South Island property investors head north
South Island money is continuing to flow across Cook Strait with another substantial Auckland property selling to investors from the Mainland.
The latest sale is the BJ Ball building in the Southpark industrial estate in Penrose, which has been bought by South Island company Milson Brown for $19.35 million.
Milson Brown is owned by Southland businessmen Keith Brown and John Patterson and the BJ Ball building is one of three properties the company now owns in the Southpark estate. The other two are a vacant site next to the BJ Ball building and another large industrial building a few doors along.
All three were purchased from Quensell Services, a company owned by Southpark's developer John Sax.
The latest purchase follows hard on the heels of the sale of the former Auckland Regional Council headquarters at 21 Pitt St in Auckland's CBD (now called Beca House) for $55m to Viewmount Orchards, a company owned by Christchurch-based property investor Miles Middleton.
Much of the money flowing into Auckland is coming from investors who have received insurance payouts for Christchurch buildings destroyed in last year's catastrophic earthquake and are choosing to reinvest the money outside of the Canterbury region.
Middleton owned one of the biggest commercial property portfolios in the Christchurch CBD, including the 14-storey Westpac building on Cashel St, one of four properties he lost to the wrecker's ball after the quake.
Last year he signalled his intention to reinvest much of his insurance money in Auckland or Brisbane and he appears to have paid cash for Beca House, which is mortgage free.
Other South Island investors such as Milson Brown have had a longer presence in Auckland's commercial property market.
In 2009 Milson Brown paid $12.3m for an industrial property in East Tamaki, then sold it back to the original owner, Direct Property Fund, earlier this year for $12.95m.
Sax's Southpark Group purpose- built the BJ Ball property in 2009 specifically for the tenant, New Zealand's longest established paper merchant, which uses it for warehousing and its head office operations.
Paddy Callesen, the managing director of commercial real estate company Savills which handled the sale of the building, said BJ Ball's lease still had nine of its original 11 years to run and also provided two rights of renewal of six years each.
The purchase price of $19.35m provided Milson Brown with a yield of 7.75 per cent, with potential for income growth as the rent was periodically adjusted to market rates.
Callesen said it was an attractive investment because it was built when the property market was depressed and the rent reflected the cost of the land and buildings without the development margins that would have been included when the market cycle was more buoyant.
"It's the ideal long term portfolio property," Callesen said.
"If an investor was going to keep anything it would be a similar property.
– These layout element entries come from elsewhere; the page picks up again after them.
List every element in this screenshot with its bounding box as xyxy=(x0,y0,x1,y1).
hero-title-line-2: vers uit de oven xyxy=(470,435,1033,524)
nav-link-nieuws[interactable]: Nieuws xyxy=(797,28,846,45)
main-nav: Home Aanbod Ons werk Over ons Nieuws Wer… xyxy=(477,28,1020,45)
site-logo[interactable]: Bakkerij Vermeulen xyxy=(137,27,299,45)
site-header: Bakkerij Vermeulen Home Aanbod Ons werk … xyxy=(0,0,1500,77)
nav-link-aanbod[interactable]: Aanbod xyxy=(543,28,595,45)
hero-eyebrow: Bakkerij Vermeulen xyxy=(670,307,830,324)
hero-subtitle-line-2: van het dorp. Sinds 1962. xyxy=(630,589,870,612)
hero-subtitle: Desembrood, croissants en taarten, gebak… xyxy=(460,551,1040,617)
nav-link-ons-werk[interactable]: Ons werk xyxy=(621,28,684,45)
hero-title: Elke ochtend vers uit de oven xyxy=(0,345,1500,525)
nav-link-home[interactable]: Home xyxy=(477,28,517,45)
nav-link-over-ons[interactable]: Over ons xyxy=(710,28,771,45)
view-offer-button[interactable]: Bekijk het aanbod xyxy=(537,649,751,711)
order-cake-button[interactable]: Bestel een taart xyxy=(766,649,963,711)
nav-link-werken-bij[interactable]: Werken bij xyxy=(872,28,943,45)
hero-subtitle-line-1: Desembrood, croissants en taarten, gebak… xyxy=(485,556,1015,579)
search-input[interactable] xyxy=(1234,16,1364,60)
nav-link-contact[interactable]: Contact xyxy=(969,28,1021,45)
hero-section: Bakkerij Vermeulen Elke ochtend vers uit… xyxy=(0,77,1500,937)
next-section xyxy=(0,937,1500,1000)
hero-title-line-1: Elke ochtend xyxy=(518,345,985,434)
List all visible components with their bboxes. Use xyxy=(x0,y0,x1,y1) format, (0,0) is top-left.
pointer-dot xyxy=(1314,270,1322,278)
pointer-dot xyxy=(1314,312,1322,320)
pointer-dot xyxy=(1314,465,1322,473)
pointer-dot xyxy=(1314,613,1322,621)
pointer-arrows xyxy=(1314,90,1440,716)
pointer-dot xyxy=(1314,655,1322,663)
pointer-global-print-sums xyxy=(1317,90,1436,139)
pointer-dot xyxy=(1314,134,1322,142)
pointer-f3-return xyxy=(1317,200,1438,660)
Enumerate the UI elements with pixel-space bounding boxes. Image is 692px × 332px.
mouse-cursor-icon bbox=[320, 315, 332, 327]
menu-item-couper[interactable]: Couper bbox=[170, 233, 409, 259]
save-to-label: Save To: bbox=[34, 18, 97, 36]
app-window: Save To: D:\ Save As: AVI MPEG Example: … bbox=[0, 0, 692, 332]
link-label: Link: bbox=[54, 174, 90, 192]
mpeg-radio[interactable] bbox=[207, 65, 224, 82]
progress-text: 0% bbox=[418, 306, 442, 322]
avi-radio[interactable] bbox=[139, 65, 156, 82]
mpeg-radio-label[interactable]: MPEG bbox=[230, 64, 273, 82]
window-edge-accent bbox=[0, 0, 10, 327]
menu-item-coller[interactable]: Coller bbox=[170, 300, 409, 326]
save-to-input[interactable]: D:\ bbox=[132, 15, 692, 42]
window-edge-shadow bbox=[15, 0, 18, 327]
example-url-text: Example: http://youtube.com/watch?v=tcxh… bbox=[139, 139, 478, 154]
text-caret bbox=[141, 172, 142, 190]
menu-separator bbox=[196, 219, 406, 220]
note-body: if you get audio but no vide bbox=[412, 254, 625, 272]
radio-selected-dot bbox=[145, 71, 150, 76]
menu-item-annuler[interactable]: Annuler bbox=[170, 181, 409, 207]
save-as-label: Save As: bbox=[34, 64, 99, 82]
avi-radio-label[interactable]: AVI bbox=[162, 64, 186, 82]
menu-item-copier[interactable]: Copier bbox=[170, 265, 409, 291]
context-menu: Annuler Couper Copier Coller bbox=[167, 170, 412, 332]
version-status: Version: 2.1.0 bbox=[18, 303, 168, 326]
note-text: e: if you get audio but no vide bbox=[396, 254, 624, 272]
There are not many that fit the criteria and they are sought after and often command a premium."
Callesen said Savills was regularly dealing with investors from Christchurch.
Many were cashed up after receiving insurance payouts and, although they remained committed to Christchurch, they also wanted to spread their risk by investing some of their money in commercial property in other places, Callesen said.
But they were having to compete with other investors to get something suitable.
Savills broker Kevin Richards said with property yields at seven to eight per cent compared with bank deposit rates which were expected to remain around 5.5 per cent for the next couple of years, it was a very competitive market.
"There is a dearth of quality properties available to buy. Many properties that were proposed for sale are no longer available. The problem is that very few owners want to sell," Richards said.
"Those who may have sold two years ago, now have low interest rates which cover their borrowings comfortably, plus there's now the expectation their assets will appreciate."
Savills valuation director Steven Dunlop said high demand from investors coupled with the low supply of quality properties were forcing down yields. At the same time, commercial property prices weren't increasing because rental growth was reducing.
Dunlop believes that could lead to a structural change in the market as people came to expect lower yields and lower rental growth, while low interest rates persist.
Many investors were selling their lower yielding properties and using the money to upgrade and increase the capital value of the remainder of their portfolio, or reinvesting the money into higher yielding properties, he said.
But investors and real estate agencies alike were finding it difficult to source suitable stock.
However, although the market was tight, the mood of investors was better than than it had been for the last two or three years, as everyone started to adjust to the changing environment, Dunlop said.